L’hôpital Panzi du Dr Mukwege (RDC) menacé par la rage taxatoire : ne détournons pas les yeux

La Sénatrice et Députée wallonne Véronique WAROUX s’inquiète des menaces financières pesant sur l’action du Docteur Mukwege en faveur des femmes victimes de viol en RDC. Elle appelle la Fédération Wallonie-Bruxelles, impliquée dans ce projet, à réagir auprès des autorités congolaises, et soutient l’envoi d’une délégation parlementaire sur place.

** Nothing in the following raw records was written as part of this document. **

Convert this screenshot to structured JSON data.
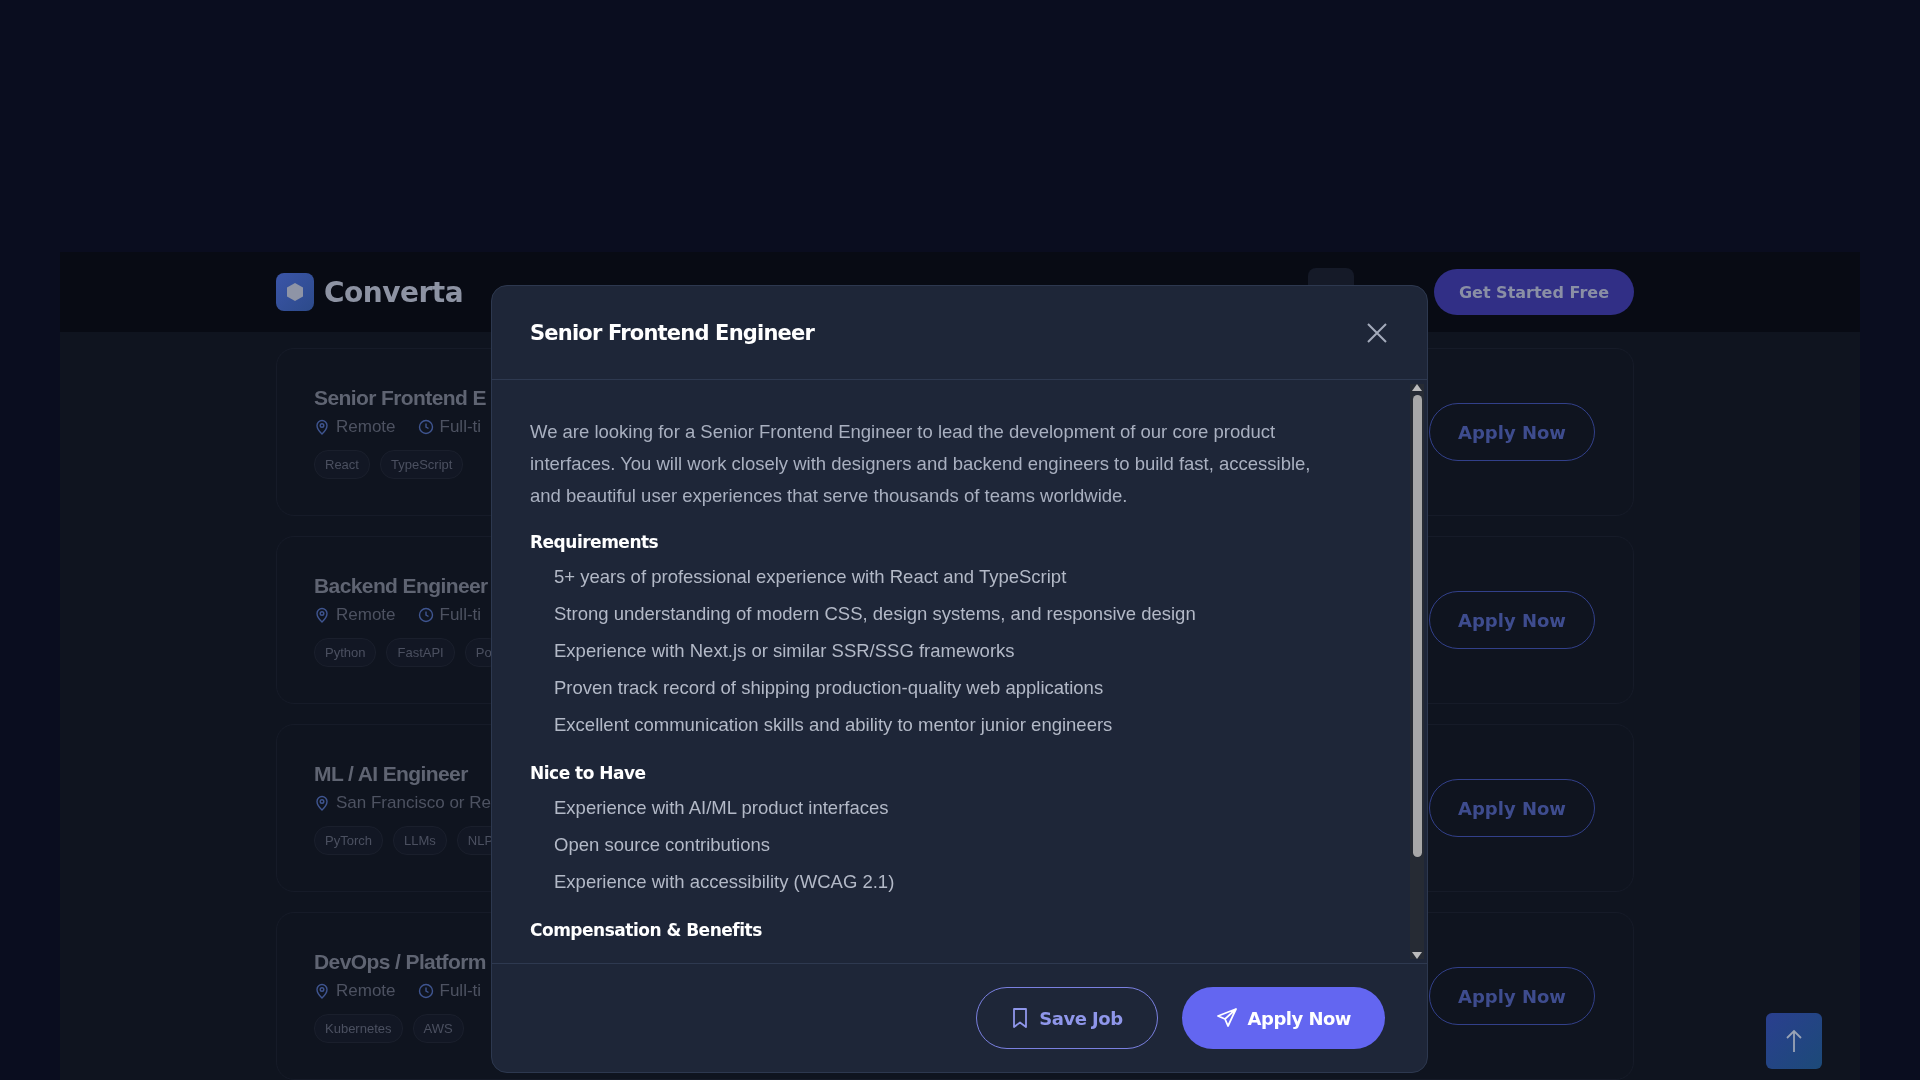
{
  "header": {
    "logo": "Converta",
    "cta": "Get Started Free"
  },
  "jobs": [
    {
      "title": "Senior Frontend E",
      "location": "Remote",
      "type": "Full-ti",
      "tags": [
        "React",
        "TypeScript"
      ],
      "action": "Apply Now"
    },
    {
      "title": "Backend Engineer",
      "location": "Remote",
      "type": "Full-ti",
      "tags": [
        "Python",
        "FastAPI",
        "Po"
      ],
      "action": "Apply Now"
    },
    {
      "title": "ML / AI Engineer",
      "location": "San Francisco or Re",
      "tags": [
        "PyTorch",
        "LLMs",
        "NLP"
      ],
      "action": "Apply Now"
    },
    {
      "title": "DevOps / Platform",
      "location": "Remote",
      "type": "Full-ti",
      "tags": [
        "Kubernetes",
        "AWS"
      ],
      "action": "Apply Now"
    }
  ],
  "modal": {
    "title": "Senior Frontend Engineer",
    "description": "We are looking for a Senior Frontend Engineer to lead the development of our core product interfaces. You will work closely with designers and backend engineers to build fast, accessible, and beautiful user experiences that serve thousands of teams worldwide.",
    "sections": [
      {
        "heading": "Requirements",
        "items": [
          "5+ years of professional experience with React and TypeScript",
          "Strong understanding of modern CSS, design systems, and responsive design",
          "Experience with Next.js or similar SSR/SSG frameworks",
          "Proven track record of shipping production-quality web applications",
          "Excellent communication skills and ability to mentor junior engineers"
        ]
      },
      {
        "heading": "Nice to Have",
        "items": [
          "Experience with AI/ML product interfaces",
          "Open source contributions",
          "Experience with accessibility (WCAG 2.1)"
        ]
      },
      {
        "heading": "Compensation & Benefits"
      }
    ],
    "buttons": [
      {
        "kind": "outline",
        "label": "Save Job"
      },
      {
        "kind": "primary",
        "label": "Apply Now"
      }
    ]
  }
}
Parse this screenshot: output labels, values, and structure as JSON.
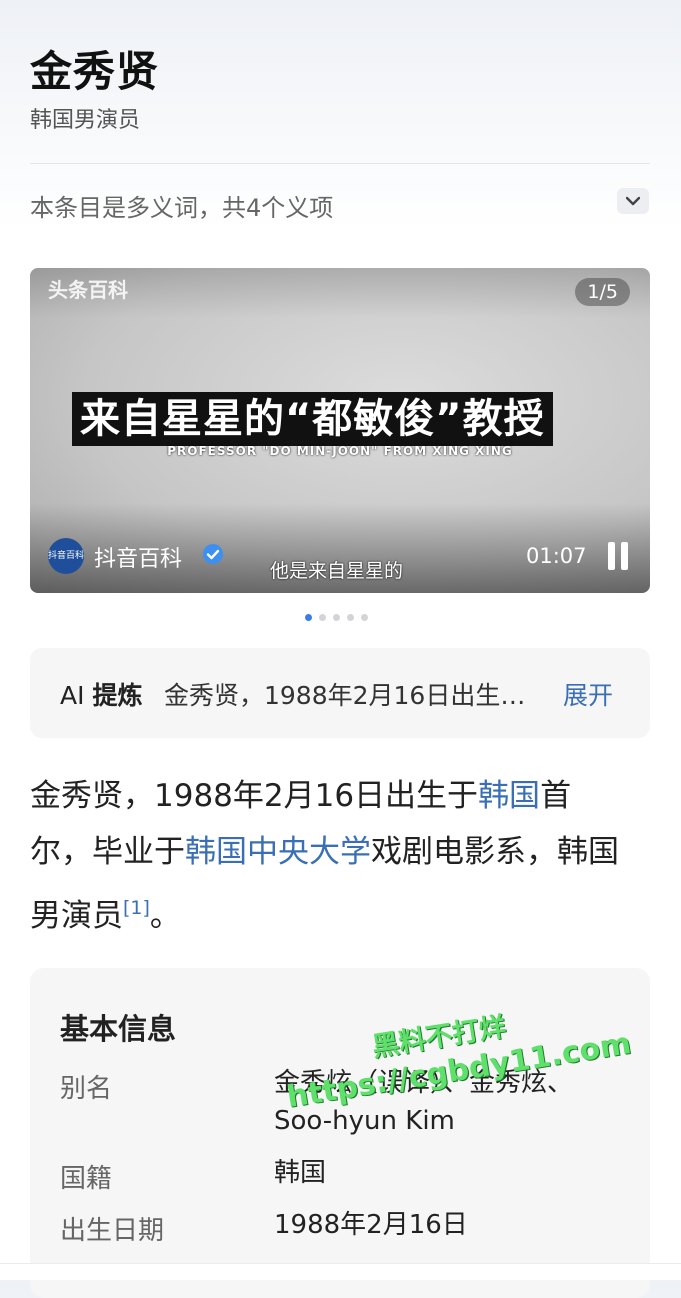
{
  "header": {
    "title": "金秀贤",
    "subtitle": "韩国男演员"
  },
  "disambiguation": {
    "text": "本条目是多义词，共4个义项",
    "toggle_icon": "chevron-down-icon"
  },
  "video": {
    "watermark": "头条百科",
    "counter": "1/5",
    "caption_main": "来自星星的“都敏俊”教授",
    "caption_sub": "PROFESSOR \"DO MIN-JOON\" FROM XING XING",
    "source_logo_text": "抖音百科",
    "source_name": "抖音百科",
    "subtitle_line": "他是来自星星的",
    "time": "01:07",
    "slide_count": 5,
    "active_slide": 1
  },
  "ai_summary": {
    "label_prefix": "AI",
    "label_main": "提炼",
    "text": "金秀贤，1988年2月16日出生…",
    "expand": "展开"
  },
  "summary": {
    "p1": "金秀贤，1988年2月16日出生于",
    "link1": "韩国",
    "p2": "首尔，毕业于",
    "link2": "韩国中央大学",
    "p3": "戏剧电影系，韩国男演员",
    "ref": "[1]",
    "p4": "。"
  },
  "basic_info": {
    "title": "基本信息",
    "rows": [
      {
        "label": "别名",
        "value": "金秀炫（误译）、金秀炫、Soo-hyun Kim"
      },
      {
        "label": "国籍",
        "value": "韩国"
      },
      {
        "label": "出生日期",
        "value": "1988年2月16日"
      }
    ]
  },
  "watermark": {
    "line1": "黑料不打烊",
    "line2": "https://cgbdy11.com"
  },
  "colors": {
    "link": "#3a6fb5",
    "dot_active": "#3b7de8",
    "watermark": "#5fe06a"
  }
}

 L’action du gynécologue Denis Mukwege, lauréat du Prix Sakharov 2014 est unanimement saluée. Fondateur d’un hôpital à Panzi, à l’est de la RDC où sont reconstruites tant physiquement que psychologiquement les femmes victimes de viol en tant qu’arme de guerre, il témoigne inlassablement partout dans le monde afin de récolter des fonds. En octobre 2014, il était notamment présent au Palace à l’invitation du Rotary Club d’Ath, ville d’adoption de son frère, le Pasteur Emmanuel Mukwege. Plusieurs représentants politiques locaux, dont la Sénatrice et Députée Véronique WAROUX, étaient présents et ont marqué leur soutien au combat du médecin congolais.

Or, aujourd’hui, ce combat est menacé par une taxe exorbitante et discriminatoire envers les salaires du personnel de l’hôpital : un recouvrement total de 600 000 dollars est réclamé par le Trésor public congolais. L’hôpital Panzi est le seul hôpital de référence du pays à ne pas avoir été exonéré, ce qui laisse planer des suspicions sur la portée politique de cet impôt, suite aux tensions suscitées par la notoriété croissante du Docteur et les responsabilités congolaises soupçonnées dans l’insécurité des populations civiles.

De ce fait, Véronique WAROUX appelle à brandir cette notoriété telle un bouclier autour des 500 membres du personnel de l’hôpital et des milliers des femmes auxquelles bénéficient leur action. « Nous ne pouvons admettre que les louanges adressées à ces personnes d’exception ne soient pas suivies d’une implication concrète lorsque leur œuvre est mise en péril, souligne la Députée Véronique WAROUX en Commission des Relations Internationales de la Fédération Wallonie-Bruxelles.  La communauté internationale ne peut se contenter d’applaudir à l’unanimité des réalisations courageuses lorsqu’elles fonctionnent, et ensuite simplement détourner le regard lorsque celles-ci risquent de péricliter et qu’elles ont besoin d’une main tendue. C’est maintenant que nos encouragements sont nécessaires et que nous pouvons, nous aussi, contribuer au soutien de cette cause. Si nous laissons détruire tout ce qui a été construit patiemment, par des personnes qui y ont consacré leur vie, à quoi aura servi toute cette énergie dépensée à sensibiliser tout un chacun, ces centaines de déplacements et de témoignages à travers le monde ? En tant que représentants des francophones de Belgique, je suis convaincue que nous avons un rôle capital à jouer. »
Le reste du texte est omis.